Hasardeux client
C’est vendredi soir, il est 19h25 précises. La buraliste lorgne sur sa pendule et, dans le même temps, sur la file d’attente qui s’allonge…
Elle ferme dans cinq minutes, les clients ont ce don agaçant de s’y prendre à la dernière minute pour refaire le plein de clopes ou jouer leur va-tout au Kéno® parce que, démarrer l’année avec le compte renfloué, ça les fait rêver même s’ils tentent leur chance en vain depuis des années, même si, à force, les grands gagnants du loto et autres gros lots s’apparentent plus à de la légende urbaine qu’à une vraie possible aubaine.
Elle prend sur elle pour ne rien laisser paraître de son impatience, enchaîne les scanners sur les grilles remplies de beaucoup d’espoir et d’un peu d’encre, sourit juste ce qu’il faut, donne du bonsoir et de la bonne année aux habitués.
Et puis voilà Raymond, il tend son précieux billet sans marmonner la moindre politesse, la sueur qui perle sur le front, il farfouille dans son baisenville parce que oui, Raymond a un baisenville et, sans doute que l’été, il le troque pour une banane estampillée du logo d’une boisson anisée.
La buraliste lui donne le tarif : douze euros cinquante.
Raymond stoppe tout net sa recherche de monnaie, douze euros cinquante ? C’est bien trop… Il doit y avoir une erreur, ou bien est-ce que le prix a augmenté par numéro coché ? La commerçante inspire, regarde à nouveau la pendule puis Raymond qui s’imagine déjà qu’elle tente de le faire marron, qui rougit et perle du front de plus belle.
Pas d’erreur, il semblerait que ce soit la pliure, là, sur le papier qui trompe la machine, ça fait comme une case cochée de plus, indique la commerçante avec un calme mêlé de fermeté, juste ce qu’il faut de fermeté…
Elle précise (des fois que Raymond y ait songé) que le passer de nouveau dans le lecteur ne changera rien à son malheur, il faut recommencer, remplir une nouvelle grille, et tout en précisant le tout avec juste ce qu’il faut d’articulation, elle lance son regard vers le client suivant, persuadée que Raymond va s’écarter pour le laisser passer, le temps de griffonner à nouveau ses numéros.
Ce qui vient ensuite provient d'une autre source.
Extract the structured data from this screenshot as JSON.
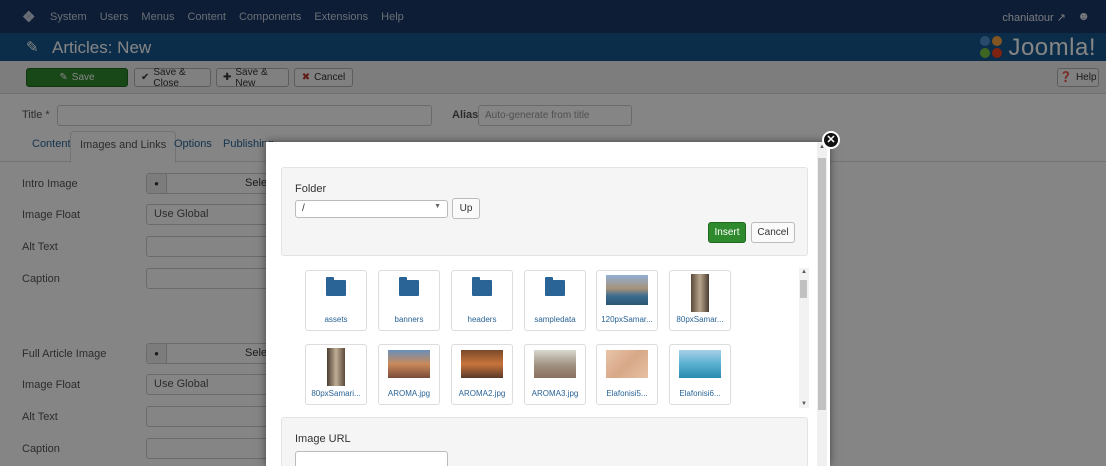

Mais Raymond ne bouge pas, Raymond n’a pas que ça à faire, alors il va prendre des flash, des grilles automatiques (même si Raymond n’aime pas laisser le hasard se charger du hasard). La buraliste s’exécute et pour que le tout rentre dans le budget contenu dans le baisenville, indique à chaque grille scannée, le montant cumulé.
Quatre euros cinquante, remettez-m’en…
Sept euros, rajoutez-en…
Neuf euros, un dernier et on est bon.
Douze euros cinquante…
Raymond est content… douze cinquante, c’est finalement un excellent montant.
On est bien content que Raymond soit content… Je ne sais pas encore à mon âge M’dame si dans la vie douze cinquante est excellent montant mais à la lecture de ces lignes, se dire que nouvelle star emplissant sa grille flash et sans Rayban, ce Raymond,à l’air excellent !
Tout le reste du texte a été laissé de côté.